The team is hoping to release a new episode of the game every two to three months, Payton said, so episode two hopefully hits in March.

Not surprisingly, the team wants to do several interesting things with their approach to episodic gaming. First, each new episode will bring with it an update to the previous episodes, constantly refining and improving the earlier chapters of the game.

Payton said he also wants each episode to feel unique in how it approaches the subject matter.

"We wanted episode one to be a pilot: Here's a taste of everything that Republique is," Payton said. "With each episode moving forward, there are different degrees of these things. So for instance in episode two we are much more puzzle heavy. I think we are building as many as five puzzles in episode two right now. Episode three is a lot more combat focused and will have a lot less puzzles.

We're going to have fans of two and we're going to have people who don't like episode two, but they prefer episode three. That's really what we wanted to create."

"I wanted each episode to feel like, to be like bands I like. Each EP has like smaller sets of songs that have different flavors.
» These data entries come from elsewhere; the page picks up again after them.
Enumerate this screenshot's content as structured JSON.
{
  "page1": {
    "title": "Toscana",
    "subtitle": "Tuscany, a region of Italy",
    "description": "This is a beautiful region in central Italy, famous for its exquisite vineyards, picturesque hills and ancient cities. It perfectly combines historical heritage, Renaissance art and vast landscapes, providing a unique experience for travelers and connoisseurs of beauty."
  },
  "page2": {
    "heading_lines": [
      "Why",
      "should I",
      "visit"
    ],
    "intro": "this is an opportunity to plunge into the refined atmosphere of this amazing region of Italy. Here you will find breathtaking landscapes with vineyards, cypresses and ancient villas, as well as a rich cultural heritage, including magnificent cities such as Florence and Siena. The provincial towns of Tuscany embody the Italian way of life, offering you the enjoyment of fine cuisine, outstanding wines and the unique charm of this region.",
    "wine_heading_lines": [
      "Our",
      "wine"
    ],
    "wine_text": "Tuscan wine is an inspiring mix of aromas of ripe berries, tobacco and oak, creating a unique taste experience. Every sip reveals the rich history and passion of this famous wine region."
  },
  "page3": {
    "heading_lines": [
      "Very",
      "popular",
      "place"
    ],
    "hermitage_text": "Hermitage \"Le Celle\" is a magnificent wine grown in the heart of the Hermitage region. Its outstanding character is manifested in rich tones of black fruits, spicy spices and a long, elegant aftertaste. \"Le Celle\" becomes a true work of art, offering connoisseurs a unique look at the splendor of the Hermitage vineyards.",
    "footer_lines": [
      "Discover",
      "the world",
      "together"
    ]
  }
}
Each EP feels really different.

The team also has to figure out what to do about bringing the game to PC and Mac, something added in response to backers two weeks into the Kickstarter for the game.

"The PC/Mac version is something the team is really excited to jump on," Payton said. "We're debating when that will launch. It's going to be a conversation with the community coming up pretty soon."

At the heart of the debate is not when to publish the computer version, but what form it will take. The team could just port the game over directly to computer, or it could do something a bit more risky.

"We could just keep the assets but create a different gameplay loop," Payton said. "If I had my druthers I'd have the PC version be a different view into the world with its own gameplay and a different narrative. From a business perspective it might not be the smartest thing, it might not even be what our backers want."

"We want to ... disrupt a little bit of the global hegemony of Hollywood when it comes to narrative."

Payton says he's intrigued with the idea of delivering a game that shows the same story through a different character within the story. This would also allow him to deal with a disconnect he fears will be introduced when the game is no longer on a mobile device.

"One of the things I struggle with for the PC version is that in the fantasy of our game, you get a phone call from this person, Hope, trapped behind enemy lines," he said. "In the PC version are you getting a Skype call? There's a little bit of a disconnect on the narrative and I struggle with how to do that. That said, people do view security cameras through computer monitors all of the time.

"I would prefer to base our narrative design around the fact that players are playing through the PC and then let the iPhone version be the iPhone version."

Ultimately, he said, that decision will be left to backers and hopefully, the discussion will start soon.

For now, the team is working hard on episode two, trying to make sure it exceeds the polish of Republique's first outing.

And once the five episodes of Republique have been released, the team plans to continue their work trying to bring gaming and gaming-powered narratives to a broader audience.

"We know who we want to be," Payton said. "We want to make smart, sophisticated games for a much bigger audience than the relatively smaller ecosystem that exists for the console business. We want to push super-high quality, narrative-based games to the masses and try to disrupt a little bit of the global hegemony of Hollywood when it comes to narrative."